Lemah, Wijaya menolak. Dengan suaranya yang serak dan jelek, ia berusaha lemparkan argumen, "tapi Cak, nggak keren banget gini ini ... aku nggak ap—" yang langsung dipenggal dengan ucapan tak mau tahu—
"Tiduran saja duh, Wi! Nanti tambah parah lho! Mau teh? Aku buatkan ya."
—tapi bukan ucapan yang mengharuskannya kuat, melainkan kalimat yang memintanya untuk beristirahat. Wijaya membelalak dibuatnya. Dia sampai kehilangan kata-kata.
Cakra yang tak kunjung dapatkan balasan tentu beranjak berdiri. Dia hendak membuat teh, Wijaya panas sekali, harus dihangatkan.

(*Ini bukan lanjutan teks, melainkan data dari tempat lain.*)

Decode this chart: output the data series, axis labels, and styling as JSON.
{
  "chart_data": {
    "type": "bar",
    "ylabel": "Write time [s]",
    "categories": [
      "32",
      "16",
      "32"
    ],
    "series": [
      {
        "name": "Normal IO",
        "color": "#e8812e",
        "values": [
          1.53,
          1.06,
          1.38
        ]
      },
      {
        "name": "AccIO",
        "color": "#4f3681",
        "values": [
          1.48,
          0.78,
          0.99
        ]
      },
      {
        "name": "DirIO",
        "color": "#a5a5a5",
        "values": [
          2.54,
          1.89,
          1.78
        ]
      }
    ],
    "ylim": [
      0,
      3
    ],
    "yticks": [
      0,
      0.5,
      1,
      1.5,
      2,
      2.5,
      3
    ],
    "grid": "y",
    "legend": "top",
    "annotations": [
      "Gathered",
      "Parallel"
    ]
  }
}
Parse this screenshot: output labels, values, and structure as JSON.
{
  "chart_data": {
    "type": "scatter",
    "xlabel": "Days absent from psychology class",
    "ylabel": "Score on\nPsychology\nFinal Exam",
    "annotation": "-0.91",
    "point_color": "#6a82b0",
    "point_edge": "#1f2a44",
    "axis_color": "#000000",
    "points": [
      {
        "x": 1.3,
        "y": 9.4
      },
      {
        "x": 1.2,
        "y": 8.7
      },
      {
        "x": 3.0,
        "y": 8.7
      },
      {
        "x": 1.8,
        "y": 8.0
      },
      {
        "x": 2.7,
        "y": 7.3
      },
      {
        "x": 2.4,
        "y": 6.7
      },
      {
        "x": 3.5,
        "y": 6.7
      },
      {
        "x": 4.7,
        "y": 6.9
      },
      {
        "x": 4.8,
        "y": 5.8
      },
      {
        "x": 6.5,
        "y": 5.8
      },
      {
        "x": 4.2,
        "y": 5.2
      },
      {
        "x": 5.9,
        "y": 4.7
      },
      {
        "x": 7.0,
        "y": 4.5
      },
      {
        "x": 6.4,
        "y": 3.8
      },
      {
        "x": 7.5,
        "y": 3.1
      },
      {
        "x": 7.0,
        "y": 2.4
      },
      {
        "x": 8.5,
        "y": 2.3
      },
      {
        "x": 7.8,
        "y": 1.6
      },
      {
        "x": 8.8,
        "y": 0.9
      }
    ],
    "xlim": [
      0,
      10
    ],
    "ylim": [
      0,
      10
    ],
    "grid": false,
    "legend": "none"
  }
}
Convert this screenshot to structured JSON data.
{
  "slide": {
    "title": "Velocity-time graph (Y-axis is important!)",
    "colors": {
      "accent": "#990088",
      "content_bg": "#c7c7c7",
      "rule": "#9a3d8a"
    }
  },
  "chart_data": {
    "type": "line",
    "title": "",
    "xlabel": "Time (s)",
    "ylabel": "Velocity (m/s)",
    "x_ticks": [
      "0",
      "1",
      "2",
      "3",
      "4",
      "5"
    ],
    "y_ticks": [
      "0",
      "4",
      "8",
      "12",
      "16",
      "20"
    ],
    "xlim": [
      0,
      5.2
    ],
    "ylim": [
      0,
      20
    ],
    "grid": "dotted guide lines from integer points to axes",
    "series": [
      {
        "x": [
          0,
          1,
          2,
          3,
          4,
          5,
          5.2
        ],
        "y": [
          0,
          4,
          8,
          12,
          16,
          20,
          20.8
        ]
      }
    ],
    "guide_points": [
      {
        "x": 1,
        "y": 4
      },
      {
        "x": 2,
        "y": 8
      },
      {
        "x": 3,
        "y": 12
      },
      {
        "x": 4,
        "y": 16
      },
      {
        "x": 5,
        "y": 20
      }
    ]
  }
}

Namun sebelum Cakra bergerak lebih lanjut, lelaki berema coklat itu meraih pergelangan tangannya, menahan.
"Tidak usah, aku tidak apa-apa ..." tersenyum lemah, Wijaya menggeleng. Menyuruh Cakra untuk melupakan apa yang ingin dia lakukan. Kemudian agar Cakra benar-benar lupa, ia bahkan menggeser topik, "kamu kemari ada perlu ... apa Cak? Tumben?" Sebelum dia batuk keras, sampai melepaskan cekalan tangannya dan melengkungkan punggung.
Seketika hati Cakra mencelos. Apa yang ia lihat membuatnya tak sampai hati. Memilih duduk dibawah lantai, lelaki itu duduk disamping sofa Wijaya. Lalu sambil menepuk punggung halus, dia berbisik, "ssstt ... sudah ... kondisimu lagi ngga sehat, Wijaya. Jangan banyak bicara," seulas senyum tersungging, tulus, lembut. Si manik coklat ini berusaha memberikan afeksi rasa aman pada Wijaya. Berusaha menyampaikan ... yang lain bisa besok. Sekarang yang terpenting adalah kesehatannya.
Dan berhasil. Wijaya menurut, ia mengangguk, lalu terbatuk, tapi memejamkan matanya. Beberapa detik kemudian si helaian hitam itu bertanya sudah makan atau belum. Dijawab dengan gelengan lemah.
Cakra menghela napas khawatir. Membuka tas ransel, ia kemudian mengeluarkan kotak bekal miliknya yang belum sempat ia makan tadi. "Bangun sebentar terus makan, ya Wi?" ujar Cakra lembut, sambil mengusap keringat Wijaya dengan sapu tangan.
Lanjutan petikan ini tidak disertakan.